Por fim, nas próximas semanas, haveria parte das amortizações de 500 milhões de reais em debêntures, detidas por Banco do Brasil e Bradesco, mas a empresa já deu a largada em uma repactuação. São 150 milhões de reais previstos semestralmente, até março de 2022. “Compramos tranquilidade até junho”, disse o executivo.
O balanço de 2019 apontava uma posição de caixa de 2,8 bilhões de reais ao fim de dezembro, para 8,5 bilhões de reais em empréstimos e financeiros e 6 bilhões de reais em compromissos com arrendamentos de aeronaves, os leasings. O tamanho da dívida da Gol é o que mais preocupa investidores, especialmente porque a maior parte é em dólar.
Em agosto, a Gol tem um vencimento importante de 300 milhões de dólares. Trata-se de uma operação garantida pela Delta Airlines, acionista minoritária (que já anunciou intenção de sair do capital da área brasileira). De um lado, a Delta é quem garante com os bancos os recursos. Do outro, a Gol ofereceu ações da Smiles como contrapartida. Lark disse que a companhia já estava preparada para esse pagamento e, neste momento, afirmou que não faz sentido iniciar um diálogo sobre renegociação. “É preciso esperar para ver o cenário.”
Mas, para além dessa operação, os vencimentos estão bem mais à frente: 425 milhões de dólares em bônus conversíveis em 2024 e mais outros bônus de 650 milhões de dólares com vencimento em 2025.
Quando aponta que companhias aéreas estão sempre alertas para crises, Lark sabe do que fala.
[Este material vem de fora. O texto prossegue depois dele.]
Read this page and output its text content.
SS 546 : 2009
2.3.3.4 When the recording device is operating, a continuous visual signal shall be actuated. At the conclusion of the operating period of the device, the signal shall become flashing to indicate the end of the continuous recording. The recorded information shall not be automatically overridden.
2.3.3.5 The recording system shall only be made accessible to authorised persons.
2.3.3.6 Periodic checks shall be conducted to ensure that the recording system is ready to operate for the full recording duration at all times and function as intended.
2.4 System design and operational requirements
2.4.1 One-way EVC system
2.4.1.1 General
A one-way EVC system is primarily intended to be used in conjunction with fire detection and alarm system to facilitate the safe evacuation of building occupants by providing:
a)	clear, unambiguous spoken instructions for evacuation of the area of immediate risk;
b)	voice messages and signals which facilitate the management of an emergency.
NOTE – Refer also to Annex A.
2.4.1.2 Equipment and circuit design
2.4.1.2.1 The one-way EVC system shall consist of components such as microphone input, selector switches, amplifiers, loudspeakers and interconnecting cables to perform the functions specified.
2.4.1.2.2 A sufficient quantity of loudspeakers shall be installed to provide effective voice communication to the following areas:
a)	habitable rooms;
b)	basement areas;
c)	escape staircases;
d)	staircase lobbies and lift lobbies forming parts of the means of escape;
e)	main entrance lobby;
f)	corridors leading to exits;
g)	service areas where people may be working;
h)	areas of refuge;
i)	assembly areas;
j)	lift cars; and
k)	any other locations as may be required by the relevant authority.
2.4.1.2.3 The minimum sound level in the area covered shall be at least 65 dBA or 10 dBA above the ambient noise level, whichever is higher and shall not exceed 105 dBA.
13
O que parecia uma enorme questão em 2019, com os problemas enfrentados pela fabricante de aviões e fornecedora Boeing, com o modelo Max, tornou-se quase uma vantagem para a companhia. A Gol havia montando uma ambiciosa expansão de frota toda apoiada na nova aeronave da empresa americana.
A aérea brasileira dispõe atualmente de 137 aeronaves. Mas, desse total, 31 são aluguéis temporários – sendo 11 de curto prazo – para cobrir os modelos Max adquiridos da Boeing e que não foram entregues devido ao atraso na produção, após acidentes com empresas da Malásia e da Etiópia que apontaram falhas de sistemas. “Deveríamos, a esta altura, ter 37 Max. Só que temos sete, parados desde o ano passado.”
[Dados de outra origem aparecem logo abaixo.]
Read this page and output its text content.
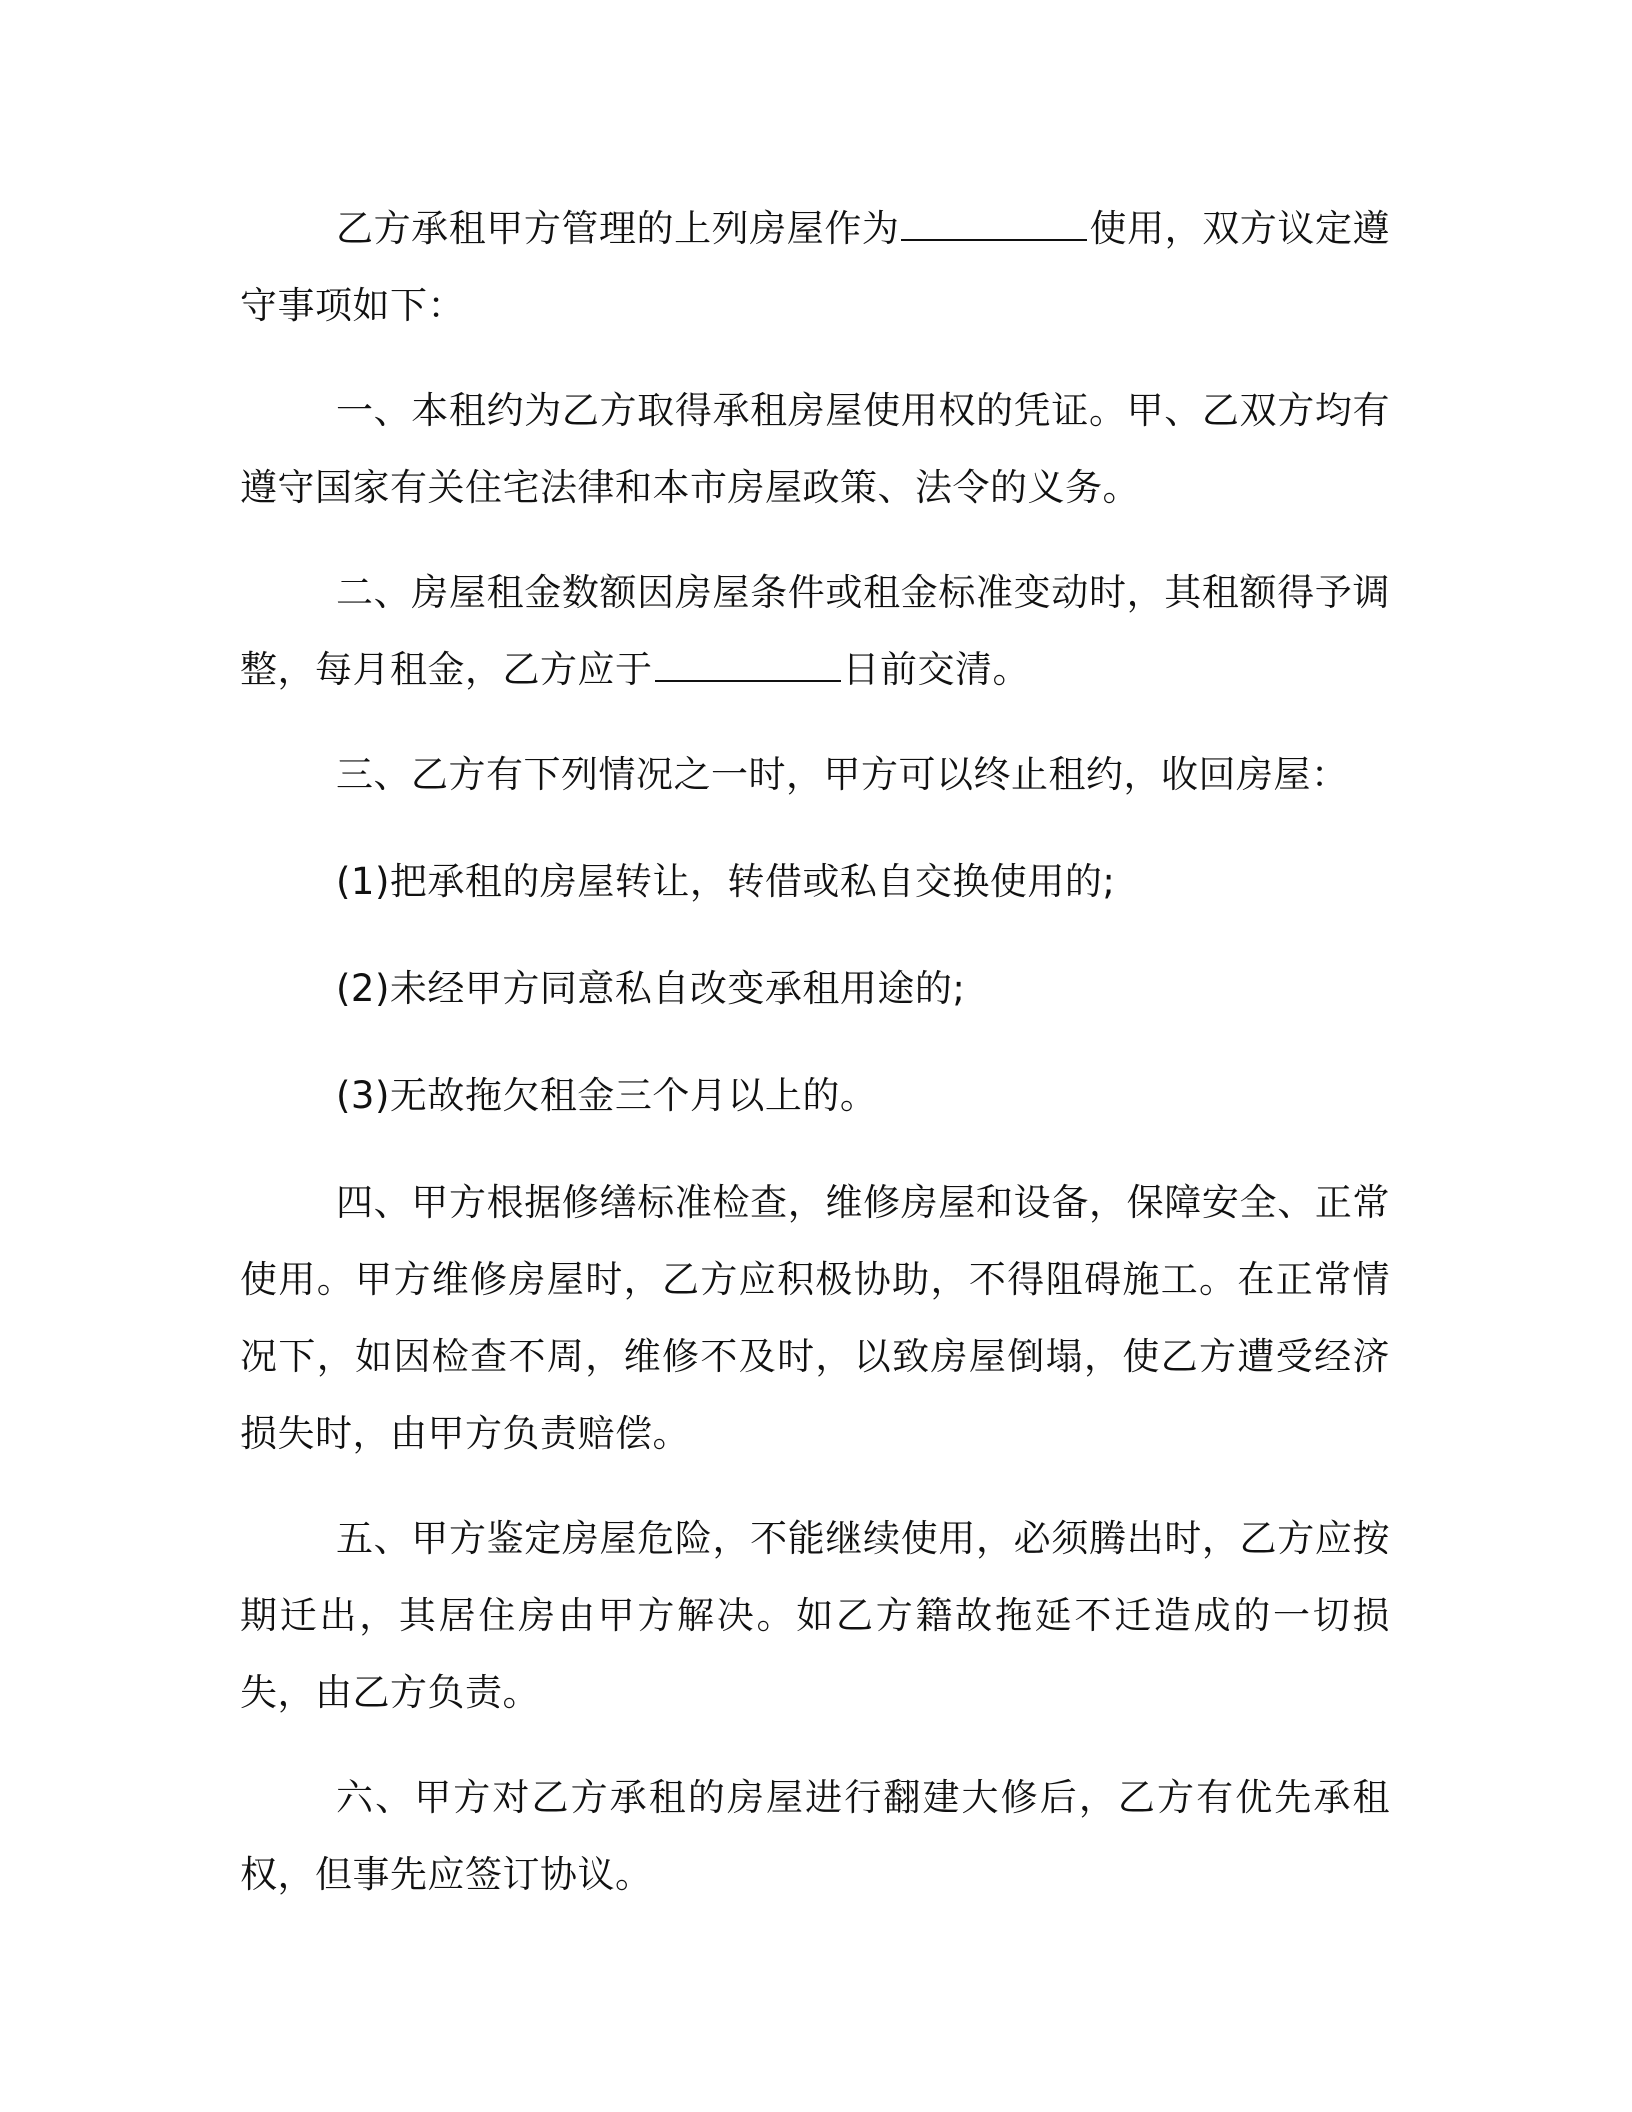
乙方承租甲方管理的上列房屋作为	使用，双方议定遵守事项如下：

一、本租约为乙方取得承租房屋使用权的凭证。甲、乙双方均有遵守国家有关住宅法律和本市房屋政策、法令的义务。

二、房屋租金数额因房屋条件或租金标准变动时，其租额得予调整，每月租金，乙方应于	日前交清。

三、乙方有下列情况之一时，甲方可以终止租约，收回房屋：

(1)把承租的房屋转让，转借或私自交换使用的;

(2)未经甲方同意私自改变承租用途的;

(3)无故拖欠租金三个月以上的。

四、甲方根据修缮标准检查，维修房屋和设备，保障安全、正常使用。甲方维修房屋时，乙方应积极协助，不得阻碍施工。在正常情况下，如因检查不周，维修不及时，以致房屋倒塌，使乙方遭受经济损失时，由甲方负责赔偿。

五、甲方鉴定房屋危险，不能继续使用，必须腾出时，乙方应按期迁出，其居住房由甲方解决。如乙方籍故拖延不迁造成的一切损失，由乙方负责。

六、甲方对乙方承租的房屋进行翻建大修后，乙方有优先承租权，但事先应签订协议。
Esses aluguéis prorrogados vencem entre dois e 24 meses. “Conforme a situação se colocar, basta deixarmos os contratos vencerem. Conseguimos reduzir 25% da frota sem esforço, para um total de 100 aviões. Quer dizer, a nova realidade já está contratada pela Gol.”
Com parada forçada, a companhia deu foco à manutenção. O pátio para revisão está cheio, dando descanso à frota que vinha de um uso intenso devido aos atrasos da Boeing.
“O modelo de negócios da Gol é mais flexível, simples. Temos um tipo de piloto, um tipo de manutenção, um tipo de aeronave, que voa muitas horas. Quando precisa reduzir, é mais rápido”, tentou resumir Lark.